Dan makes friends with the local natives, who agree to rescue the ship in return for half the water supplies. They also supply a kind of helicopter to take Dan and the crew across the ocean to find Digby, Egon and the others. They have fallen into the hands of another all-purpose dictator, Naz the Tyrant, who is working them like slaves. Egon, unlike Dan, hasn’t yet come up with an escape plan, possibly because he’s too busy eyeing up the waste-products of the water-bearing rock: gold, jewels, precious metals…
But Dan masterminds a rescue and is piloting everyone away, until one last warrior gets on board. His gun is trained on Dan, who calmly plots out for everyone to take advantage of his death to seize control and overpower the alien. This is too much for Egon who, awakened to decency and honour at the last, intercedes to sacrifice himself, dying in overcoming the warrior.
Everyone returns safely, with tons of precious gold etc, but on strict water-rationing all the way back, much to Digby’s consternation.
Operation Darkstar is a simple, straightforward story, with a slightly predictable cad-redeems-himself twist at the end. It’s got its flaws, mainly in the unexplained areas: where is the Dark Star, how far off, why are the two ships setting off at fortnightly intervals, and there’s a Hampson-shaped hole at the end the size of a Jumbo Jet in the way Dan flies back to Earth, leaving the planet’s inhabitants to go on eking out a vanishing water supply on a dying world whose atmosphere is shearing away, and instead of trying to assist, he runs off with the money.
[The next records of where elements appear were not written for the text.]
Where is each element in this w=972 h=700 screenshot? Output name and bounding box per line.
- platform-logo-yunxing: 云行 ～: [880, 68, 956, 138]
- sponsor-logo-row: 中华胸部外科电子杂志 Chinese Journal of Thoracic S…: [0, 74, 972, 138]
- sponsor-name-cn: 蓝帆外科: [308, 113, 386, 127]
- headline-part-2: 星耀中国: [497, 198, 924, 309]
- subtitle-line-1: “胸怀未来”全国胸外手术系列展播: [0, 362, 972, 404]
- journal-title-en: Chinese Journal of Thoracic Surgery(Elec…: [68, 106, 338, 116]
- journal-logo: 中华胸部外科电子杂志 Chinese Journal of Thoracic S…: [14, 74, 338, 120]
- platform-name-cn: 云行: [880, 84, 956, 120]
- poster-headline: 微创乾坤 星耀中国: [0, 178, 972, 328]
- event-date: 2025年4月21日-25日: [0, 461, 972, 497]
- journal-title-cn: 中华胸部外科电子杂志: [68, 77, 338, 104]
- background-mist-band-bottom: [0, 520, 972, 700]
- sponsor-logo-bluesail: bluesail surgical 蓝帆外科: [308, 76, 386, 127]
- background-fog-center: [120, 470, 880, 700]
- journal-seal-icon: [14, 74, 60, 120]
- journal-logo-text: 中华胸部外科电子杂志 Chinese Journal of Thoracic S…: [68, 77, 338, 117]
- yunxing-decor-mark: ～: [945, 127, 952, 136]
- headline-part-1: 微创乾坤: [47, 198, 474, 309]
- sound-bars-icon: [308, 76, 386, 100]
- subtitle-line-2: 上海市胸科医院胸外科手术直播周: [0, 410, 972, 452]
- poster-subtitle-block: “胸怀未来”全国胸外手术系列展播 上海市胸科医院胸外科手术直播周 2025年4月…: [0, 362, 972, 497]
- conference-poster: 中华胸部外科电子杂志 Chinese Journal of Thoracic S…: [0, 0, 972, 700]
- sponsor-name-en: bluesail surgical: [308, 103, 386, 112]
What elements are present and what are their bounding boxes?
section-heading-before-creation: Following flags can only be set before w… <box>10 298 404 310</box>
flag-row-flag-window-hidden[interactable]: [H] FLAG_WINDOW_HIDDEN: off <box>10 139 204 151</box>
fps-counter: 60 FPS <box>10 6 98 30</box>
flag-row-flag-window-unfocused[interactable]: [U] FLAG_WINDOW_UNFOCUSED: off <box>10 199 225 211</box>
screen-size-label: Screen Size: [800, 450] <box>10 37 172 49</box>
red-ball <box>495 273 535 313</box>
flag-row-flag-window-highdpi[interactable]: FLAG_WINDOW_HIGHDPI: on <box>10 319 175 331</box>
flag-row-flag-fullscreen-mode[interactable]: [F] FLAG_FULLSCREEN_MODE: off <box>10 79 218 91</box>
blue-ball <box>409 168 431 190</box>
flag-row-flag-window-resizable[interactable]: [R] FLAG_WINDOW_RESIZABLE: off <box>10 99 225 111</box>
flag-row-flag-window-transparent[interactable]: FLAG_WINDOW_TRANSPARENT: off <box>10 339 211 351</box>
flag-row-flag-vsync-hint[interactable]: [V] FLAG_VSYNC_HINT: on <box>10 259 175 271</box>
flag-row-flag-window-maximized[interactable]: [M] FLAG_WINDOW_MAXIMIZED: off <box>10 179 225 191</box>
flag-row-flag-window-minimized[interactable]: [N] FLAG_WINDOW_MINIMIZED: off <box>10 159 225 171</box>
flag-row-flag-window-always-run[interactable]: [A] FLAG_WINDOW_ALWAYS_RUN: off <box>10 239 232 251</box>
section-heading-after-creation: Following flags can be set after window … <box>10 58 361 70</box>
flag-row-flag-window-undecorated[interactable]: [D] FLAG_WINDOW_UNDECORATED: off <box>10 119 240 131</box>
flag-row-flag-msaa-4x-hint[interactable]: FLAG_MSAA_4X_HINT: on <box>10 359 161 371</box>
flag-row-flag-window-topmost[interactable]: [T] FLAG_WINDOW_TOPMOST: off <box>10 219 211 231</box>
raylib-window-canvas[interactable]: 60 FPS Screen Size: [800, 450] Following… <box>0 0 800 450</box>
But apart from that, it’s harmless, inoffensive and not actively stupid.
Watson had kept the faith. His commitment to Dan Dare had provided a rallying point for the strip’s readers. There was something worthwhile to keep coming back for, every week, so they kept coming back, and they kept demanding Dan be restored to the cover, be restored to colour. They were almost on the point of being rewarded.